A meeting of the F1 team principals in Monaco this afternoon was dominated by a discussion over Super Aguri and Toro Rosso's plans to effectively run customer cars next season - even though both teams claim they are operating within the regulations.
Super Aguri look set to run a development version of this year's Honda RA106, while Toro Rosso are set to race the basic Red Bull Racing RB3 front-end, with the rear of their car modified to fit the Ferrari engine.
Those moves have angered their rivals, who insist customer cars are banned until 2008, and Spyker F1 boss Colin Kolles wrote a letter to team principals last week urging discussions to take place in today's scheduled meeting.
Although it was not clear beforehand just how much support Kolles would get, sources indicate that a number of teams are unhappy about the two outfits' plans for 2007 and backed Spyker F1's stance.
Sources claim that although few outfits are too worried about the Super Aguri situation, even front-running team bosses have expressed some concern about Toro Rosso - because they could effectively be racing with an Adrian Newey-designed car next season.
Talks about the situation went on for almost three hours, with sources claiming that the discussions were 'robust' in making it clear to both teams that rival outfits would not accept what they planned to do.
Although there was no final solution put on the table to resolve the situation, autosport.com understands that teams agreed to allow the two teams some additional time to review their plans.
"There were some compromise solutions put forward for the teams to think about," said one source. "There are certain circumstances that, if they agree to, they would be allowed to continue with their plans."
Although it is not clear what those circumstances are, it is believed these could relate to Super Aguri and Toro Rosso agreeing to waive any constructors' championship points next year, along with benefits such as television income and travel money from Formula One Management.
Teams like Spyker and Williams could lose several constructors' championship positions, and many millions of FOM payments, if both Super Aguri and Toro Rosso leapfrog them as a result of running customer cars.
It is unknown when Super Aguri and Toro Rosso have to respond to the other teams, but it is understood that their rivals will not accept nothing being done.
And, with Williams have already considered legal action, another source has suggested that this avenue will be followed if an agreeable solution is not found.
"We will either have a compromise or it will go to arbitration," said the source.
Super Aguri and Toro Rosso were unavailable for comment, but Super Aguri's managing director Daniel Audetto told Autosport magazine this week that he believes his team are operating within the regulations.

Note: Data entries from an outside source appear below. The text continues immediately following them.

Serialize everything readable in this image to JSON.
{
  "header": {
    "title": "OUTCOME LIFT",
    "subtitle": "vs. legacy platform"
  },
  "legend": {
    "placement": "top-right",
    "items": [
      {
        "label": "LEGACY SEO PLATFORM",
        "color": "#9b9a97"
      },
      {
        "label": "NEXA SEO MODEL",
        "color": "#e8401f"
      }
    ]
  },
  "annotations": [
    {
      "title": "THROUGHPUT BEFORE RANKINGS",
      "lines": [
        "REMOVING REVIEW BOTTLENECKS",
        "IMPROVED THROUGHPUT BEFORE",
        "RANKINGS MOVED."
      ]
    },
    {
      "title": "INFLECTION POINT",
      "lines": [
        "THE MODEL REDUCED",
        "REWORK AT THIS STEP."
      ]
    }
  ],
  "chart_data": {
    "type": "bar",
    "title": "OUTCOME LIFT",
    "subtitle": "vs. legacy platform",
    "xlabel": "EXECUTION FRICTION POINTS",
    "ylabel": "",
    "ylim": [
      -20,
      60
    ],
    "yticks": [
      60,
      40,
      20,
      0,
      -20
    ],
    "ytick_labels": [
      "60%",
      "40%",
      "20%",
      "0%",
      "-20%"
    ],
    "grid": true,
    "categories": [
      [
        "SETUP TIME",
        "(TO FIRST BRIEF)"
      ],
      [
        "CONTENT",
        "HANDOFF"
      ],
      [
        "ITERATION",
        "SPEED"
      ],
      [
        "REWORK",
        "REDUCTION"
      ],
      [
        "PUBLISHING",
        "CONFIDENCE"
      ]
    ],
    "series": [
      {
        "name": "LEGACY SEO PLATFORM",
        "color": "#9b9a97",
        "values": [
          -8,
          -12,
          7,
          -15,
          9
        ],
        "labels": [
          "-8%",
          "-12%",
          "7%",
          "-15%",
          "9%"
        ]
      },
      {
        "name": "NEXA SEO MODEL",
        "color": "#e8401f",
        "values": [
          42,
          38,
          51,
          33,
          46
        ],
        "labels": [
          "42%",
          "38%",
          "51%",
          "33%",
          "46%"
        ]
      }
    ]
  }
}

Teams have to own the intellectual property rights to the chassis they run and make sure that the car does not incorporate any parts that are manufactured by another team.
The intellectual property rights of Super Aguri's car is owned by Honda Japan, which has supported the team, and the car has been manufactured and produced by Honda's R&D facility in Tochigi, Japan.
Some of the project is also being handled by an independent consultancy agency led by former Jordan and Sauber man Paul White.
Audetto said: "It's not a modification (of the RA106), and I repeat what I say. We'll make the best performing car within the existing regulations. That is our aim.
"We know the rules, we studied the rules, and we have a lot of support from Honda. So therefore we have to take the most advantage we are allowed to take."